El amanecer del planeta de los simios comienza y termina con un primer plano de su protagonista, César, no sólo como imagen icónica con la que emprender una poderosa campaña de marketing, sino para recordar quién es el punto de referencia y sobre quién gravita el peso de toda esta secuela. Conviene plantearse, a partir de ahí, la naturaleza de las subtramas que van surgiendo en la película con el deseo de trazar un único y complejo discurso: los simios no son siempre víctimas y los hombres no son siempre criminales. No somos tan diferentes como pudiera parecer.
Para que César llegue a entender esa naturaleza compleja de ambas especies, el film desarrolla un generoso arco argumental que pondrá el foco sobre nuevos personajes y nuevas situaciones con las que deberá lidiar el simio dominante hasta que la propia fábula construida alrededor de él termine por expulsarle del relato. Una incoherencia con la que resulta difícil reconciliarse. La situación desemboca en una guerra abierta entre ambos que, como todo gran conflicto, se fragua a partir de simples malentendidos.
Con el deseo de recordar la gravedad de los acontecimientos, la cámara vuelve siempre al rostro afectado de César, con el ceño fruncido, eterna víctima de un conflicto interior, como si al verse obligada al subrayado, a la condescendencia o a la simpleza del lenguaje por su condición popular la película supiera que ha perdido parte de su poder para sacudir conciencias. Resulta inevitable no sucumbir ante las maravillas que proporciona lo digital a la hora de hacer cercanos unos personajes hasta hace bien poco impensables.

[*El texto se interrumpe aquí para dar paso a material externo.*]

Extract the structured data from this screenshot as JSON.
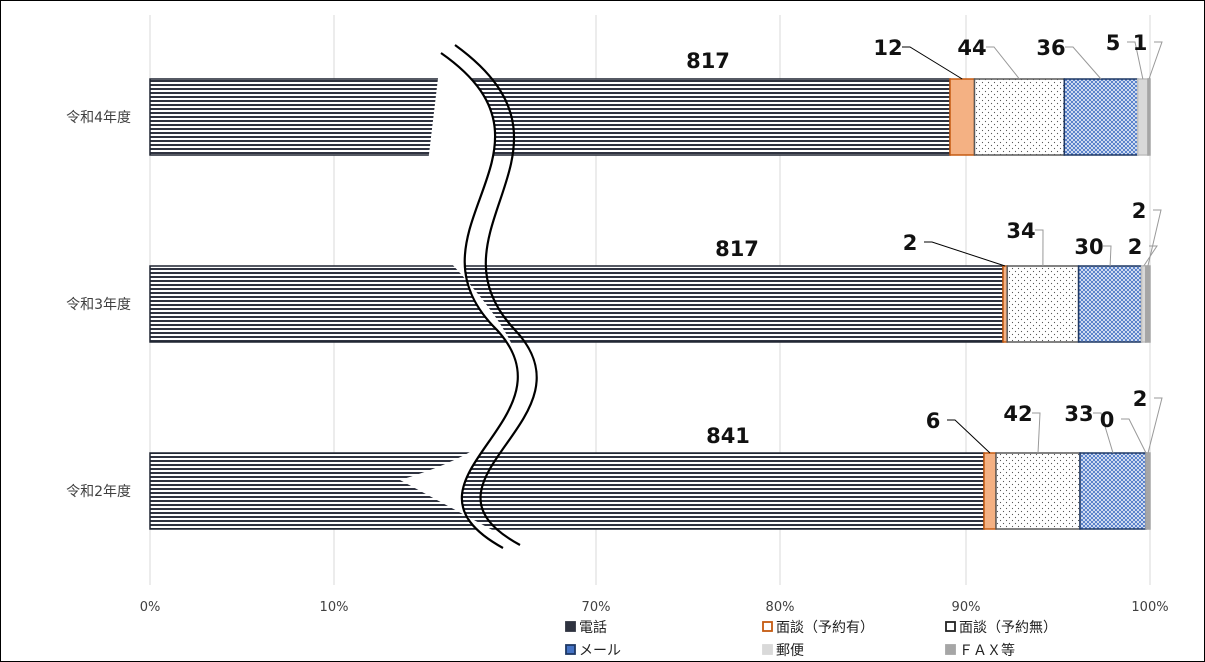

El número de simios con alma, rasgos distintivos, motivaciones, trasfondo y peso específico en la trama se ha vuelto abrumador, como se ha vuelto insalvable la fisura que agrietaba la primera entrega de la saga: aún a pesar de la presencia de Gary Oldman (a años luz de cualquier miembro del reparto de su antecesora), ninguna interpretación o conflicto de un personaje humano puede equipararse a la riqueza de discurso que porta cualquiera de los simios, todavía a caballo entre el actor y la animación por ordenador.
Lo que sí resulta imprescindible valorar es la capacidad para tensar las cuerdas de un delicado equilibrio a través del cual pueden entreverse las motivaciones de ambos bandos al tiempo que la necesidad dramática de cada uno de los personajes. Es lógico que ese esbozo argumental sea más certero en algunos personajes que en otros, dada la magnitud épica que propone el relato. En esa tensión, justo antes de que estalle el conflicto, quizás puedan encontrarse algunos de los mejores momentos de la película en el terreno argumental, mientras que el uso de las formas brilla especialmente en las secuencias bélicas (una cámara fija sobre un tanque para encontrar una forma única de escenificar la batalla, un empleo de la grúa que se acomode a los saltos entre niveles de los simios,
En ese sentido, El amanecer del planeta de los simios es un gran blockbuster precisamente por todo aquello que le aleja inequívocamente de esa condición, por el silencio que convive de manera valiente en el film cuando los personajes no utilizan su voz para comunicarse, por la complejidad del discurso que plantea o por su arrojo a la hora mostrar la cara no tan amable de ambas especies. Son las imposiciones del blockbuster las que invitan a cuestionar algunos de sus elementos, como esa banda sonora de un Michael Giacchino que se parece cada vez más a una imitación de los trabajos más anodinos de John Williams, su insistencia por el subrayado, su incapacidad para la síntesis, o el inequívoco esfuerzo de sus últimas secuencias por preparar el terreno para futuras secuelas. En ese aspecto, en el de esa costumbre de huir de toda responsabilidad de cierre, quizás haya que señalar una cierta inmadurez en el blockbuster contemporáneo que empaña las virtudes de la que pretendía ser la más inteligente película del verano.